Policy experts say this is largely a consequence of women having to juggle employment and caring for family in a country with an inadequate social support system. Regardless of the industry in which they work, women have been impacted by the closures of schools and childcare—which was not a major issue in prior recessions.
“What do you do when stay-at-home orders are lifted but there is no school or camp?” asks Nicole Mason, president of the Institute for Women’s Policy Research. “If you are in the service sector, where if you don’t show up, you don’t get paid—those are the calculations women are making.”
Parrish, the L.A.-based marketing consultant, has felt these pressures first-hand. As a single mom, she was left with little time to pursue new work opportunities when her son’s preschool closed. “It’s hard to perform at peak level with the clients that I kept,” she says. Rebuilding her business will continue to be a challenge if school doesn’t reopen full-time in the fall. Parrish also knows that, as a black person, she will face additional challenges. In May, after a half-dozen interviews, she was passed over for a position at a company that sells beauty and baby products. She had hoped her decade of experience and breadth of industry contacts would help land her the job, but a friend at the company told her that the position ultimately went to a white woman.
In returning to the workforce, women of color face a double challenge. They make up a significant part of the service sectors that are likely to be slowest to re-employ workers. Additionally, they face racist and sexist discrimination that makes it more difficult to land a job even in strong economic times.
The data verify that women of color are dealing with more economic hardship than their white peers. Overall, less than 14% of women over the age of 20 are currently unemployed. But among Hispanic women the rate is 19%, and among black women it’s 16.5%—an uptick from 16.4% in April, despite improvements for nearly every demographic.
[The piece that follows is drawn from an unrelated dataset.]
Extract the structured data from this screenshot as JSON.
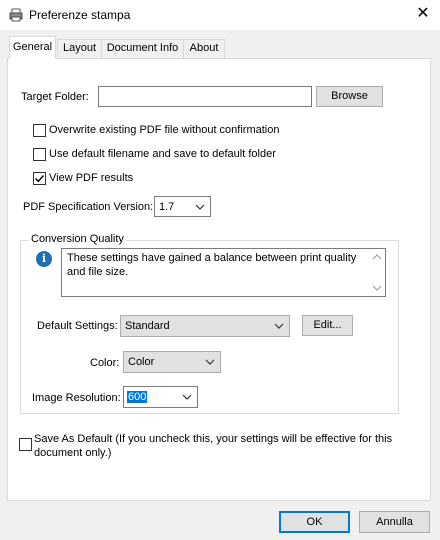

“There will be disparities in hiring back,” says Tucker. “Just think about the opportunities that white men get versus black women get.”
Parrish is hopeful that the protests against institutional racism that have swept the country in recent weeks will make companies be more mindful of inclusive hiring practices. But ultimately, she says, “the best diversity strategy in the world won’t mean anything if employers can’t check biases. This movement has to change people’s minds.”